‘Overal waar “te” voor staat is niet goed. Behalve tevreden.’ De wijze levensles van moeder, die aan mij als puber niet besteed was. Wees matig in alles, en wil niet te veel. Zij groeide op in armoede vóór de oorlog, waarin er van alles te weinig was. Dat was niet goed. In de jaren zestig kwam de tv, de auto, het slagroomgebak, de alcohol, de nicotine. Gulzig haalde haar generatie in wat ze te kort waren gekomen. En kreeg longkanker en hartinfarcten. Niet goed. Een boterham met tevredenheid, was de les, daar leef je het langst mee. In mijn Sturm und Drang wilde ik er niet van weten. Ik wilde léven met overgave, de wereld veroveren, mij alles toe-eigenen, zonder reserves. Zo rookte ik mijn sigaret: zo diep mogelijk inhaleren, dat je er duizelig van werd. En daarna je langzaam in een dikke wolk rook hullen. Grenzeloos, mateloos leven.

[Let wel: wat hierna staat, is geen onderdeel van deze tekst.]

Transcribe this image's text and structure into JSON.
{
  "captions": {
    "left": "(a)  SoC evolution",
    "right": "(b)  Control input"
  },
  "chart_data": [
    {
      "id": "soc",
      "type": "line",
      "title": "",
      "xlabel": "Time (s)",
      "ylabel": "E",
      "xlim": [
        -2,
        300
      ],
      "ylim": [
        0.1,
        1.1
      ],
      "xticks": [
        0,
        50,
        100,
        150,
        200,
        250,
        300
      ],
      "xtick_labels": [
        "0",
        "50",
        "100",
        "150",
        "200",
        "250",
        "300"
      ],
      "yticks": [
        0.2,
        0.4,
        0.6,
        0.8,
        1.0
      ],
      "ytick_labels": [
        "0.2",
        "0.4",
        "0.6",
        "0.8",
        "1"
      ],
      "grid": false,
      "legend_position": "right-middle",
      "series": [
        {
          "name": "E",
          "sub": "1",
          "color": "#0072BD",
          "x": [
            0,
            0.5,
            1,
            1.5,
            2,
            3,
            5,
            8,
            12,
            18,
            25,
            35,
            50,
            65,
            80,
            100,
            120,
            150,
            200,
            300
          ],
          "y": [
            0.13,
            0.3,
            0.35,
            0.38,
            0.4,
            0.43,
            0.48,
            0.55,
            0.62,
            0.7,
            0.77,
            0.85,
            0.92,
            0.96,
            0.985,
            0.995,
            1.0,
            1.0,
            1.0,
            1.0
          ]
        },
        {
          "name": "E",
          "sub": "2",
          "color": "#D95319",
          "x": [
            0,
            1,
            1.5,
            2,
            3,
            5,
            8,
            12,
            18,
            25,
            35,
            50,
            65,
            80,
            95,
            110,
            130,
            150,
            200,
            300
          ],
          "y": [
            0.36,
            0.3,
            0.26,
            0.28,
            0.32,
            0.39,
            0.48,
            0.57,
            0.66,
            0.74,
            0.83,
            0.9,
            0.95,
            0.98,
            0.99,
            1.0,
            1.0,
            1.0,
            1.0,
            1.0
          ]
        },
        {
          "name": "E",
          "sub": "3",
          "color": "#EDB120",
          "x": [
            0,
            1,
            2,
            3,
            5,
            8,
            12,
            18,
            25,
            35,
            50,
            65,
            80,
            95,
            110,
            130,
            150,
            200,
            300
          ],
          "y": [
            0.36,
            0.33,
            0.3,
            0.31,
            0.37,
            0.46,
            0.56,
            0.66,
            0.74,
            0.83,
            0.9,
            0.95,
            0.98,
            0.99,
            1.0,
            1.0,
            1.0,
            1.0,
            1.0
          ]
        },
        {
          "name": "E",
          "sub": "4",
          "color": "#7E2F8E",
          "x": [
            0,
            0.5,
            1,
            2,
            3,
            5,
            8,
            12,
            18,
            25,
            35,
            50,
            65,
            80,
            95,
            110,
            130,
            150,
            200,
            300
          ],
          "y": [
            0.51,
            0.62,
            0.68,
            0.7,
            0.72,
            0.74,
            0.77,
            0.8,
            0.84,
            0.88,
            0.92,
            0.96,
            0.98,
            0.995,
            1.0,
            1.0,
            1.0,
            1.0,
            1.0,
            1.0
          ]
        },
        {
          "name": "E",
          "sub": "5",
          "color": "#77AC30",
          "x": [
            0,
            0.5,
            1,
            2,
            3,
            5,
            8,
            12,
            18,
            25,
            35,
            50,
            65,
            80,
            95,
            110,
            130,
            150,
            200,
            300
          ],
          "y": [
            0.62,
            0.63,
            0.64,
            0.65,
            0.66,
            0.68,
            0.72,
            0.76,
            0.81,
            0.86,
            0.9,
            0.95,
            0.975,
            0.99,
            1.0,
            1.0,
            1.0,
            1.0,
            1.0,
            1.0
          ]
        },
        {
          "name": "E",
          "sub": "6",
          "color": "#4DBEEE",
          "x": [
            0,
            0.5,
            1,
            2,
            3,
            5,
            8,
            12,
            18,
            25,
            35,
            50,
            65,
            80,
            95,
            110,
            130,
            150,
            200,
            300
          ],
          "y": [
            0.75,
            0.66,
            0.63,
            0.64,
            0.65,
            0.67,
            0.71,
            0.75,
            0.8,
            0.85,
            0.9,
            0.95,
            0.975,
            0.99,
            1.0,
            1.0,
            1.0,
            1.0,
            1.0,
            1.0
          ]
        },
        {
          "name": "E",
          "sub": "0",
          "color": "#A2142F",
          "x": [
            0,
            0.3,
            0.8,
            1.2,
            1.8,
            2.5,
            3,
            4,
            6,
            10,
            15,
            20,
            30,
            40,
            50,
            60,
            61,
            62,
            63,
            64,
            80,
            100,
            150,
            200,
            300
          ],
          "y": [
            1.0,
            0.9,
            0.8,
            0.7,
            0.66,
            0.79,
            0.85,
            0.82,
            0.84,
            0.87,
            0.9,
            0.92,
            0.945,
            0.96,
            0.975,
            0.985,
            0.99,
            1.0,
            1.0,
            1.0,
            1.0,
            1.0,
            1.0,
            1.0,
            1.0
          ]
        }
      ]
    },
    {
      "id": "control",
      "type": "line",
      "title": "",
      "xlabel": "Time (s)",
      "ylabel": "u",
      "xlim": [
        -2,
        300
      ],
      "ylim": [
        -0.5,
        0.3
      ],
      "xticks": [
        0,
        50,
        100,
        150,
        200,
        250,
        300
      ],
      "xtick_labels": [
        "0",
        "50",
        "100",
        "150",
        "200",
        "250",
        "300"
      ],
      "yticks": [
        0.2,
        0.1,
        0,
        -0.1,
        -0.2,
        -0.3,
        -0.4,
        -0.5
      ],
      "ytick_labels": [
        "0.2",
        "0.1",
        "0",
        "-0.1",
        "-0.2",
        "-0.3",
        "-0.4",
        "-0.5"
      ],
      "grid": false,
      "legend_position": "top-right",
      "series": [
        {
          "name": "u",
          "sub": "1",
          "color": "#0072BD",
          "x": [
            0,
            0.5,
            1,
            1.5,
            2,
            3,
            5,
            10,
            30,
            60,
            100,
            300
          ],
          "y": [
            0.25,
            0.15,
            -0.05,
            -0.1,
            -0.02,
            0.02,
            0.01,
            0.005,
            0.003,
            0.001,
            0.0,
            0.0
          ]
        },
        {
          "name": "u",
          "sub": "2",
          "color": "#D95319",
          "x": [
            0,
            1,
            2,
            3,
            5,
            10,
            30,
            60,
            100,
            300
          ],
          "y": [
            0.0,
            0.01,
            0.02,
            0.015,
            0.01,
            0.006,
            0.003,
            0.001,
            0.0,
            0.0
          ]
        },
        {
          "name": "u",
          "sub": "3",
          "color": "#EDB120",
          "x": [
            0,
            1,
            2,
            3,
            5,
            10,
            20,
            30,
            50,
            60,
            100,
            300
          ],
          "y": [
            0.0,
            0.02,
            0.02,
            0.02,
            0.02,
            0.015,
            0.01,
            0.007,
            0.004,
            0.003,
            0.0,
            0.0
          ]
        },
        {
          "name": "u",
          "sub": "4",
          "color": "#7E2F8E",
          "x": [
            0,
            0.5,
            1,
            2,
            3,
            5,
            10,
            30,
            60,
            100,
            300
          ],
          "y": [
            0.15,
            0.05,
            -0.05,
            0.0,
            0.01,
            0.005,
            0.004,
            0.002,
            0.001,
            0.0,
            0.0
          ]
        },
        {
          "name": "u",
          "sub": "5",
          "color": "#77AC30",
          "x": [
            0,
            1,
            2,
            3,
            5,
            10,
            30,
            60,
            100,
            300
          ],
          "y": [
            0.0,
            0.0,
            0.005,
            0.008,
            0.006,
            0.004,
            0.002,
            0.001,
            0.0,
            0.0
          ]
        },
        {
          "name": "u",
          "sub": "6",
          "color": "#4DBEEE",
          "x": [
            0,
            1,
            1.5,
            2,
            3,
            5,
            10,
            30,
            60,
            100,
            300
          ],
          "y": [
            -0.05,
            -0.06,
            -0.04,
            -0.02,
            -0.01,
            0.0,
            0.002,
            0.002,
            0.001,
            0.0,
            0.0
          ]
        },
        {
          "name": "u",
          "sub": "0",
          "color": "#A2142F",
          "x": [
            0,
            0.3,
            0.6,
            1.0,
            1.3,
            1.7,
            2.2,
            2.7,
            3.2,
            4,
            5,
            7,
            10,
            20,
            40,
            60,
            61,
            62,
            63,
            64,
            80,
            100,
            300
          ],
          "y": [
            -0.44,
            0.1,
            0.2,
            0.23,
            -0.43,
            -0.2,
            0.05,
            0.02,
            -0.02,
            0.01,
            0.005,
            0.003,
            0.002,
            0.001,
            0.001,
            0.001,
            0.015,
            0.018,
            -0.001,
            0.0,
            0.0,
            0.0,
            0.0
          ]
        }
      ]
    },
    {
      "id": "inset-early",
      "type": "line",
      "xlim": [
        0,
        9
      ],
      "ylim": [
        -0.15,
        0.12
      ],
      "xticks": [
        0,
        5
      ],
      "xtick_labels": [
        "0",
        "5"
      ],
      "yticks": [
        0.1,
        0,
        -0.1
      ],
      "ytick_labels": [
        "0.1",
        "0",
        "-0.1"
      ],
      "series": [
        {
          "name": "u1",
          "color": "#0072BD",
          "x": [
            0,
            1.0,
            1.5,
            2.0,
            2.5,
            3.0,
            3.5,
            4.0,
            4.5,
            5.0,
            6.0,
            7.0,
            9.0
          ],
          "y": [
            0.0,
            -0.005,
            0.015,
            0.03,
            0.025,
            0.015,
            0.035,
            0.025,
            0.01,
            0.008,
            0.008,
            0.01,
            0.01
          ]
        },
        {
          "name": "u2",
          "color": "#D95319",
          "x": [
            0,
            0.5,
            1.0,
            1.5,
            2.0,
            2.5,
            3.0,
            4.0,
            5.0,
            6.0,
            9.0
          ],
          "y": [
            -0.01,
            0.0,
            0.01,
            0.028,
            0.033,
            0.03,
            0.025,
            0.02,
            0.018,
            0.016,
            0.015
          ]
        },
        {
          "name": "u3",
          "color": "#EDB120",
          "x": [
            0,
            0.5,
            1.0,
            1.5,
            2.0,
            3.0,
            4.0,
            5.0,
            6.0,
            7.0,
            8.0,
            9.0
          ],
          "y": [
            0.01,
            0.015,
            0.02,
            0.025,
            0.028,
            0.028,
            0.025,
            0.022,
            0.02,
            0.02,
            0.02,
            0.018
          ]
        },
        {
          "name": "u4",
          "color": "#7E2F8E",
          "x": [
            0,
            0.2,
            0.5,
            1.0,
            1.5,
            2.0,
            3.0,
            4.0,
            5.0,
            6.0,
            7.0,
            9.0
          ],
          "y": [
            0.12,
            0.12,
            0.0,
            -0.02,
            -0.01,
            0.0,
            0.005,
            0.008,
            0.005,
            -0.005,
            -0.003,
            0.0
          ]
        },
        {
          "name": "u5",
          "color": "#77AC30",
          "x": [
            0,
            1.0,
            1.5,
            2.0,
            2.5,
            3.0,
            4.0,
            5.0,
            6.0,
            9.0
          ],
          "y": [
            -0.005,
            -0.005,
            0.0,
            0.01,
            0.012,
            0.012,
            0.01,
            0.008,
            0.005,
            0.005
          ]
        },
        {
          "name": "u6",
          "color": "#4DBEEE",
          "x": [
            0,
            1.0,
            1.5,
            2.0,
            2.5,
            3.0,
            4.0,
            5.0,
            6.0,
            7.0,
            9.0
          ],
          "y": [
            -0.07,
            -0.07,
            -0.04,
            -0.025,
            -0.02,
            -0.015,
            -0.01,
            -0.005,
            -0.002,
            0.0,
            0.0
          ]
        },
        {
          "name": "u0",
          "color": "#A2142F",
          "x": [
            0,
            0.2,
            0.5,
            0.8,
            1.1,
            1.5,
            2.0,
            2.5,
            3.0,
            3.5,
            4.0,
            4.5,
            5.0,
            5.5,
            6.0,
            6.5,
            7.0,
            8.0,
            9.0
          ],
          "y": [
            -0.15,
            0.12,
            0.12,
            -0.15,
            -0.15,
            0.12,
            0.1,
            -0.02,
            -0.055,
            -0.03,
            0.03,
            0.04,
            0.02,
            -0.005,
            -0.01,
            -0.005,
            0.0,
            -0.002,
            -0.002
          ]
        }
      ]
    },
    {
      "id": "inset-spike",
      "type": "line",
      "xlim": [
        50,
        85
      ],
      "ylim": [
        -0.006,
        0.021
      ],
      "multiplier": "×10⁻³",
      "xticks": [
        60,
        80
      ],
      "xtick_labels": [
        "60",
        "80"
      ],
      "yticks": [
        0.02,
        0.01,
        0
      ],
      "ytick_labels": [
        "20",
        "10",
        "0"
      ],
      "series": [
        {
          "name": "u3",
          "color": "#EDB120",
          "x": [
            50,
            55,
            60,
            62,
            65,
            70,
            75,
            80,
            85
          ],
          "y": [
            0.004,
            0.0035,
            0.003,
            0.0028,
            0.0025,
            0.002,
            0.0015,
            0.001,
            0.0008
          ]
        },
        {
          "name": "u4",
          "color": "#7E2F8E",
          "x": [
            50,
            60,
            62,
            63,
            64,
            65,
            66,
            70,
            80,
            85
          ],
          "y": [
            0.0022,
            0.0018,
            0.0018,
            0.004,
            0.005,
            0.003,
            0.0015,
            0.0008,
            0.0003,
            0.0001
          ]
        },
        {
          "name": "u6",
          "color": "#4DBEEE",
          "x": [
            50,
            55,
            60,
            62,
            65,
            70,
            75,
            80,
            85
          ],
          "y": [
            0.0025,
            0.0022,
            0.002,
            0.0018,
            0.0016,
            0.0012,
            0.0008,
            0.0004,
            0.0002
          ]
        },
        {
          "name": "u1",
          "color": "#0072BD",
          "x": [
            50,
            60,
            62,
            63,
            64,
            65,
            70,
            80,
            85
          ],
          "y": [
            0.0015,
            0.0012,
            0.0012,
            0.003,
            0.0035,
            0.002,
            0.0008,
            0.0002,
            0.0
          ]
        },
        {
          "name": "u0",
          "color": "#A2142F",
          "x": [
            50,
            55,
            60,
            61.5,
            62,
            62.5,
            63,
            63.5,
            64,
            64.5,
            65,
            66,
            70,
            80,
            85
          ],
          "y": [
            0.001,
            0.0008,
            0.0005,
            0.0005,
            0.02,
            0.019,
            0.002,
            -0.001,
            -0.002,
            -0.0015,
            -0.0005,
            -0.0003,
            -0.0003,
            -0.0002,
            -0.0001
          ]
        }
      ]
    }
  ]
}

Te veel is niet goed. Het maakt niet uit of je tot moeder’s ‘stille generatie’ behoort, of baby boomer bent. Ik gaf het roken eraan, lust nog steeds graag een glas maar weet me te beperken, en mijn body mass index valt binnen de veilige marge.
Ik had het natuurlijk kunnen weten. Matigheid (temperantia) behoort al sinds klassieke tijden tot de vier kardinale deugden. Het juiste midden houden, het vermijden van het exces, plaveide voor Aristoteles dé weg naar het goede leven. Dat geldt voor je lijf, maar ook voor het samenleven: ambieer niet te veel macht, haal niet altijd je gelijk, zuig niet alle aandacht naar je toe. Ook sociaal moet je niet al te diep willen inhaleren. Geven en nemen, voor wat hoort wat. Verlang niet het onderste uit de kan en laat nooit het achterste van je tong zien. Zoek evenwicht en balans in alles wat je doet.
Ook in het christendom heeft de matigheidsethiek goede papieren: Paulus, Augustinus, Thomas van Aquino, Calvijn – de heren namen het allemaal op voor zuinigjes en beheerst leven. Christelijke theologen zetten de rem op de gulzigheid.
Ik luister graag naar hun adviezen. Ze hebben gelijk toch? Maar toch is het alsof ik elke keer de wijsheid van mijn moeder hoor. Ik voel de neiging de kont tegen de krib te gooien. Is er niet ook een mateloos christendom, waarin je met Jezus danst en dronken wordt op de bruiloft in Kana? De gelovige overgave als exces? Niet zo zuinig mensen, schenk nog eens in, de gulle God geeft ‘leven in overvloed’! (Johannes 10:10) Dat Jezus geen maat kon houden, dat moet met de bron van goddelijke liefde te maken hebben, waar hij uit dronk. Van liefde krijg je geen genoeg, de passie wil altijd meer, het verlangen weet niet van ophouden. Liefde is sterker dan de dood.
Mijn moeder en Jezus. De boterham met tevredenheid en la folie d’ amour. Ik zal er wel nooit een goede balans tussen vinden.